To achieve this, Indonesia and Vietnam need to transform their economic cooperation, shifting from the conventional trade partnerships into collaborations focused on production of high-added value products. For instance, Indonesia and Vietnam have put much attention into the development of electric vehicles (EVs). Naturally, as developing and neighbouring countries, this can resort into a competition. This competition should instead be converted into a collaboration.
Vietnam, through VinFast, has established itself as a global electric vehicle manufacturer. Indonesia, on the other side of the table, has all the ingredients needed to become a global battery manufacturer. Through cooperation, Indonesia and Vietnam can work together to develop a regional supply chain for EVs, multiplying the output produced in comparison to when we compete. This strategy can be replicated in other priority sectors.
Yet, it has to be underlined that economic development must not grow at the expense of sustainability.
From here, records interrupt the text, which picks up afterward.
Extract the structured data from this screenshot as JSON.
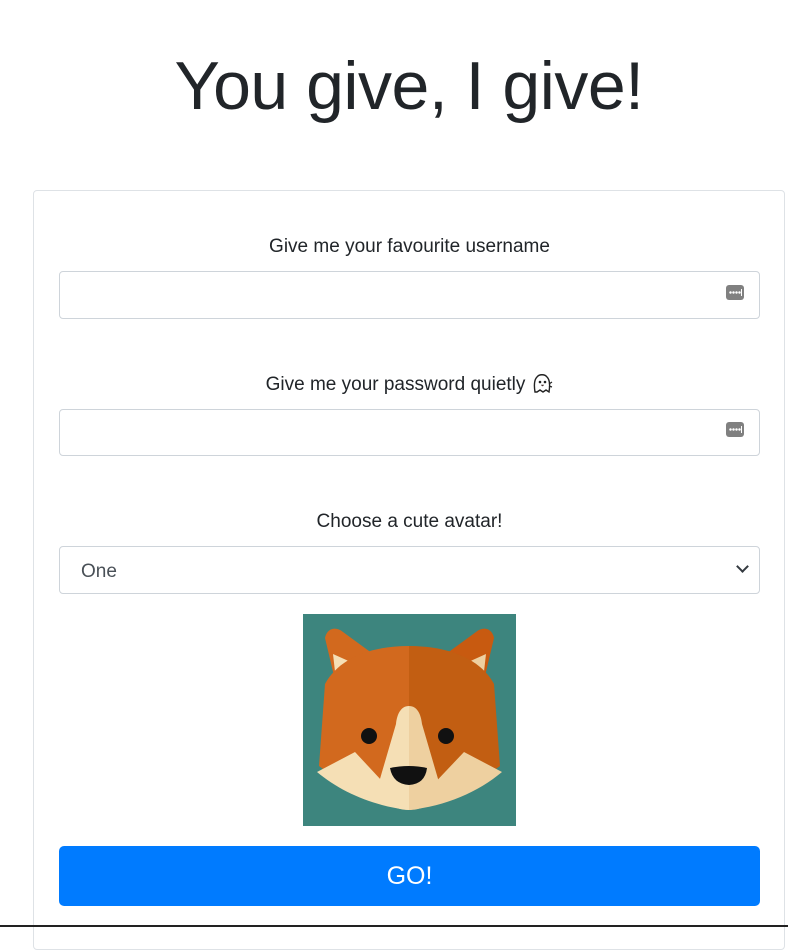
{
  "page": {
    "title": "You give, I give!"
  },
  "form": {
    "username_label": "Give me your favourite username",
    "username_value": "",
    "password_label": "Give me your password quietly",
    "password_value": "",
    "avatar_label": "Choose a cute avatar!",
    "avatar_selected": "One",
    "submit_label": "GO!"
  },
  "icons": {
    "password_manager": "password-manager-icon",
    "label_emoji": "ghost-emoji-icon",
    "select_arrow": "chevron-down-icon",
    "avatar": "fox-avatar"
  },
  "colors": {
    "primary": "#007bff",
    "avatar_background": "#3d857e",
    "fox_orange": "#d2691e",
    "fox_cream": "#f5dfb5"
  }
}
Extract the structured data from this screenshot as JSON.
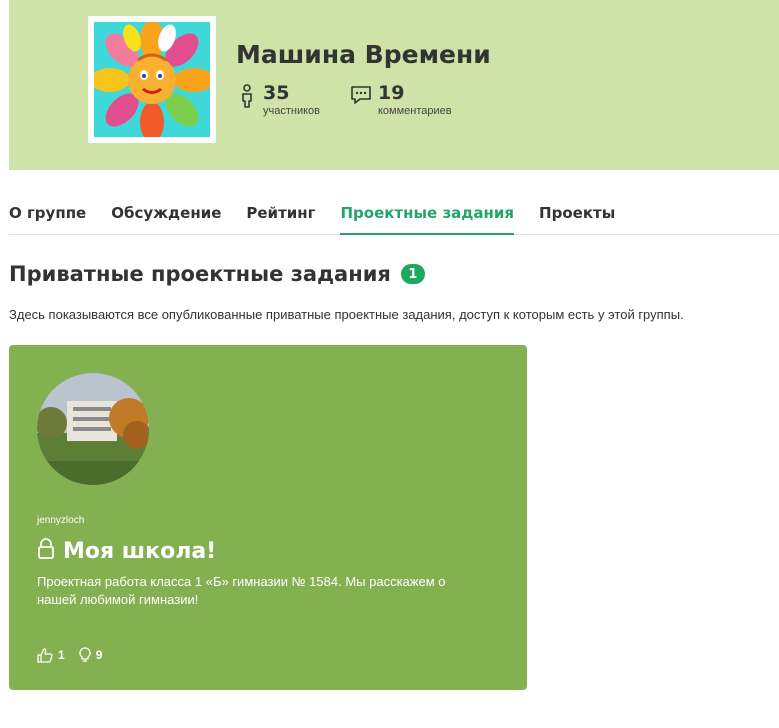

Indonesia and Vietnam have set their net-zero emission goals according to the Paris Agreement. Our reliance on energy based on fossil fuels can be a bottleneck to our development if not addressed effectively.
The two countries are also partners of the Just Energy Transition Partnership, and the ability to mobilise these resources efficiently will be key to unlock further investments in renewable energy. Environmental, social, and governance considerations have also become a deciding factor for investors to fund projects.
All in all, in 2024, I believe the challenges we have faced may continue to be among us. Hence, our endeavours in energy transition, digital transformation, and industry down-streaming will be key in unlocking our potential. Both Indonesia and Vietnam have the resources and commitments to level up, what is left is making full use of these assets.
Much may need to be done, but seeing the foundations of our relations and the commitments shared between us, I strongly believe 2024 will be a positive year for Indonesia and Vietnam.